Leaving Harworth the participants follow Simpson’s daily bike commute to his first job as a trainee draftsman in Retford. The riders leave Tom’s daily journey at Ranskill, but join the start of his racing journey three miles later, after Mattersey, where they follow the old time trial course Tom made his racing debut on in 1952.
That five-mile time trial went to Clayworth and back, but our routes continue through the village to begin the Tom Simpson Retro Ride’s only significant climb, Haughgate Hill. It’s gentle at first, but gets steeper near the top. The descent is steep at first and straight, and is followed by a short stretch of main road.
This takes the riders to Misterton and a stretch of road known locally as Trentside. It’s flat, passes through several lovely quiet villages, and Tom knew it well through his chaingang rides as an amateur. Trentside and its villages have changed little since Tom rode here, and this quiet road is still popular with local cycling groups.
The routes split at Owston Ferry, the Moyenne going left and heading west, while the Grand goes right then continues north. They meet again shortly after Haxey. The Grand route continues alongside the mighty River Trent, through West Butterwick then under and over the M180, before heading over some rolling roads to Epworth, an unspoilt country town, the largest on an area of raised land known as the Isle of Axholme.
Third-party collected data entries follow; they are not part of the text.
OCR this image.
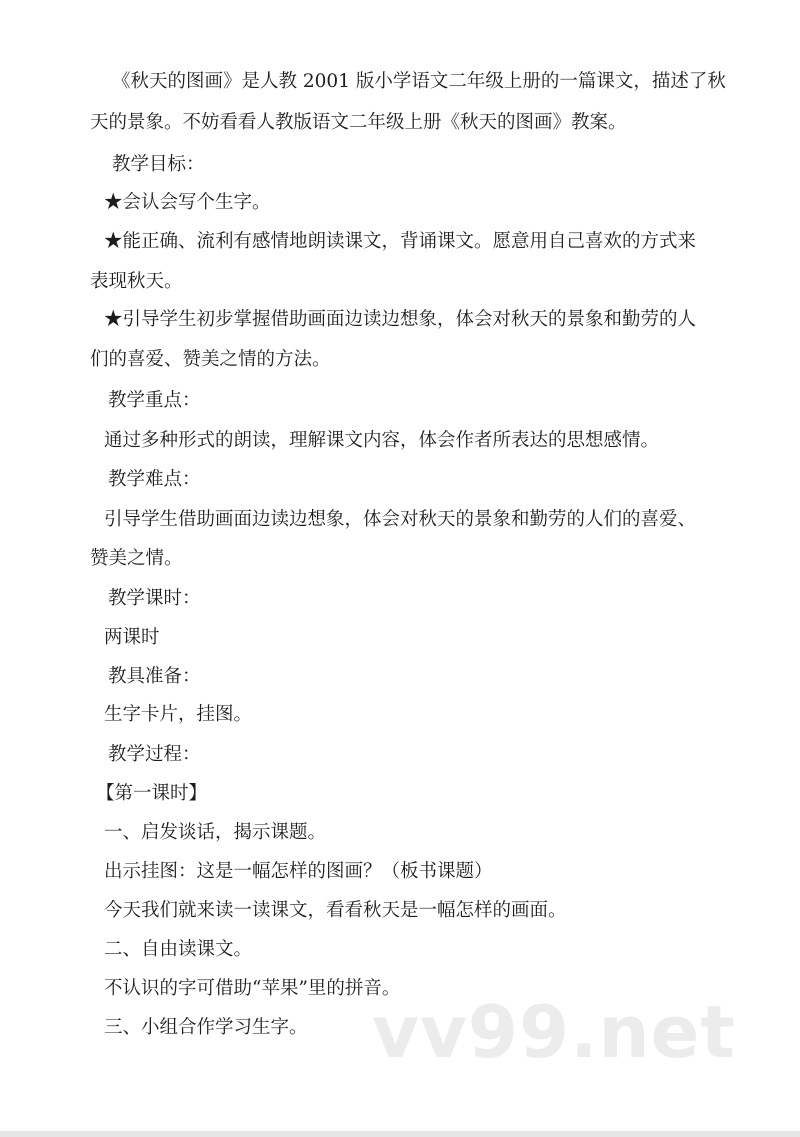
《秋天的图画》是人教 2001 版小学语文二年级上册的一篇课文，描述了秋
天的景象。不妨看看人教版语文二年级上册《秋天的图画》教案。
教学目标：
★会认会写个生字。
★能正确、流利有感情地朗读课文，背诵课文。愿意用自己喜欢的方式来
表现秋天。
★引导学生初步掌握借助画面边读边想象，体会对秋天的景象和勤劳的人
们的喜爱、赞美之情的方法。
教学重点：
通过多种形式的朗读，理解课文内容，体会作者所表达的思想感情。
教学难点：
引导学生借助画面边读边想象，体会对秋天的景象和勤劳的人们的喜爱、
赞美之情。
教学课时：
两课时
教具准备：
生字卡片，挂图。
教学过程：
【第一课时】
一、启发谈话，揭示课题。
出示挂图：这是一幅怎样的图画？（板书课题）
今天我们就来读一读课文，看看秋天是一幅怎样的画面。
二、自由读课文。
不认识的字可借助“苹果”里的拼音。
三、小组合作学习生字。 vv99.net
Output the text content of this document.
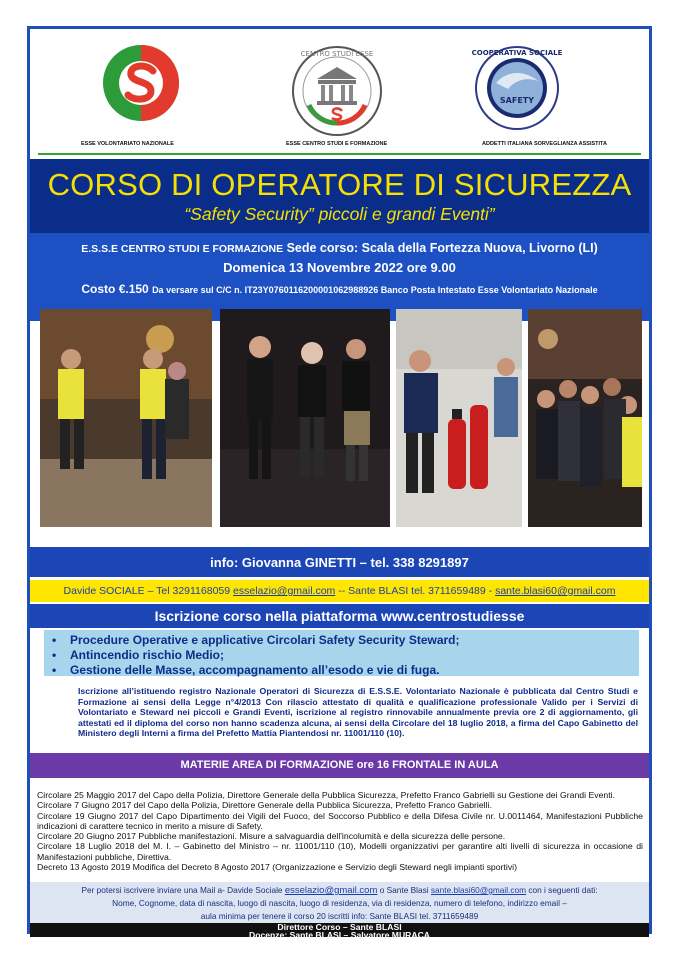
ESSE VOLONTARIATO NAZIONALE
CENTRO STUDI ESSE
ESSE CENTRO STUDI E FORMAZIONE
SAFETY
COOPERATIVA SOCIALE
ADDETTI ITALIANA SORVEGLIANZA ASSISTITA
CORSO DI OPERATORE DI SICUREZZA
“Safety Security” piccoli e grandi Eventi”
E.S.S.E CENTRO STUDI E FORMAZIONE Sede corso: Scala della Fortezza Nuova, Livorno (LI)
Domenica 13 Novembre 2022 ore 9.00
Costo €.150 Da versare sul C/C n. IT23Y0760116200001062988926 Banco Posta Intestato Esse Volontariato Nazionale
info: Giovanna GINETTI – tel. 338 8291897
Davide SOCIALE – Tel 3291168059 esselazio@gmail.com -- Sante BLASI tel. 3711659489 - sante.blasi60@gmail.com
Iscrizione corso nella piattaforma www.centrostudiesse
• Procedure Operative e applicative Circolari Safety Security Steward;
• Antincendio rischio Medio;
• Gestione delle Masse, accompagnamento all’esodo e vie di fuga.
Iscrizione all’istituendo registro Nazionale Operatori di Sicurezza di E.S.S.E. Volontariato Nazionale è pubblicata dal Centro Studi e Formazione ai sensi della Legge n°4/2013 Con rilascio attestato di qualità e qualificazione professionale Valido per i Servizi di Volontariato e Steward nei piccoli e Grandi Eventi, iscrizione al registro rinnovabile annualmente previa ore 2 di aggiornamento, gli attestati ed il diploma del corso non hanno scadenza alcuna, ai sensi della Circolare del 18 luglio 2018, a firma del Capo Gabinetto del Ministero degli Interni a firma del Prefetto Mattia Piantendosi nr. 11001/110 (10).
MATERIE AREA DI FORMAZIONE ore 16 FRONTALE IN AULA

Circolare 25 Maggio 2017 del Capo della Polizia, Direttore Generale della Pubblica Sicurezza, Prefetto Franco Gabrielli su Gestione dei Grandi Eventi.

Circolare 7 Giugno 2017 del Capo della Polizia, Direttore Generale della Pubblica Sicurezza, Prefetto Franco Gabrielli.

Circolare 19 Giugno 2017 del Capo Dipartimento dei Vigili del Fuoco, del Soccorso Pubblico e della Difesa Civile nr. U.0011464, Manifestazioni Pubbliche indicazioni di carattere tecnico in merito a misure di Safety.

Circolare 20 Giugno 2017 Pubbliche manifestazioni. Misure a salvaguardia dell'incolumità e della sicurezza delle persone.

Circolare 18 Luglio 2018 del M. I. – Gabinetto del Ministro – nr. 11001/110 (10), Modelli organizzativi per garantire alti livelli di sicurezza in occasione di Manifestazioni pubbliche, Direttiva.

Decreto 13 Agosto 2019 Modifica del Decreto 8 Agosto 2017 (Organizzazione e Servizio degli Steward negli impianti sportivi)

Per potersi iscrivere inviare una Mail a- Davide Sociale esselazio@gmail.com o Sante Blasi sante.blasi60@gmail.com con i seguenti dati:
Nome, Cognome, data di nascita, luogo di nascita, luogo di residenza, via di residenza, numero di telefono, indirizzo email –
aula minima per tenere il corso 20 iscritti info: Sante BLASI tel. 3711659489
Direttore Corso – Sante BLASI
Docenze: Sante BLASI – Salvatore MURACA
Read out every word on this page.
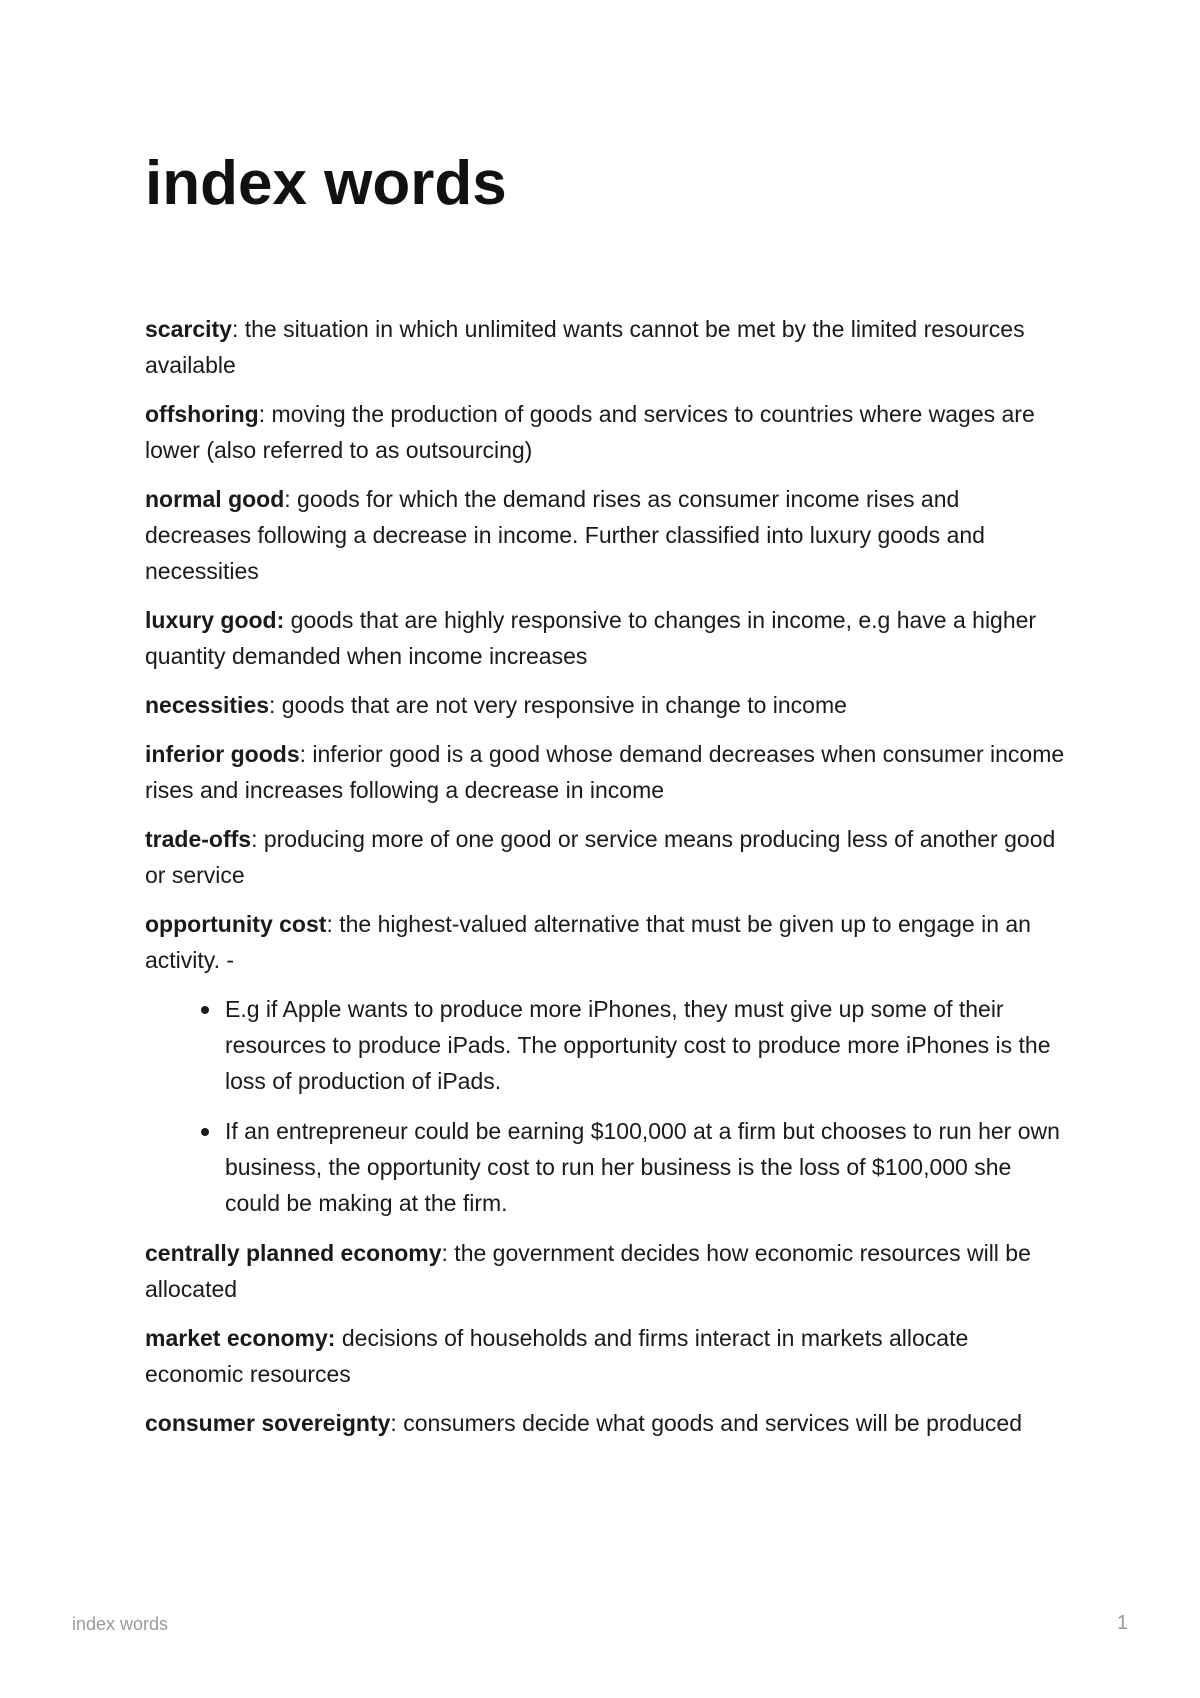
index words

scarcity: the situation in which unlimited wants cannot be met by the limited resources available

offshoring: moving the production of goods and services to countries where wages are lower (also referred to as outsourcing)

normal good: goods for which the demand rises as consumer income rises and decreases following a decrease in income. Further classified into luxury goods and necessities

luxury good: goods that are highly responsive to changes in income, e.g have a higher quantity demanded when income increases

necessities: goods that are not very responsive in change to income

inferior goods: inferior good is a good whose demand decreases when consumer income rises and increases following a decrease in income

trade-offs: producing more of one good or service means producing less of another good or service

opportunity cost: the highest-valued alternative that must be given up to engage in an activity. -

E.g if Apple wants to produce more iPhones, they must give up some of their resources to produce iPads. The opportunity cost to produce more iPhones is the loss of production of iPads.
If an entrepreneur could be earning $100,000 at a firm but chooses to run her own business, the opportunity cost to run her business is the loss of $100,000 she could be making at the firm.

centrally planned economy: the government decides how economic resources will be allocated

market economy: decisions of households and firms interact in markets allocate economic resources

consumer sovereignty: consumers decide what goods and services will be produced

index words	1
Axholme was a real island in the distant past, an area of upland surrounded by marshes that were drained by a Dutch engineer, Cornelius Vermuyden in the 17th century to create the flat fertile fields you see today.
Out of Epworth you cross some of the farmland Vermuyden created, joining the Moyenne route for the journey through Misson then busy Bawtry and back into Harworth via Wrights Hill and the finishing straight of the first Tom Simpson Memorial Races.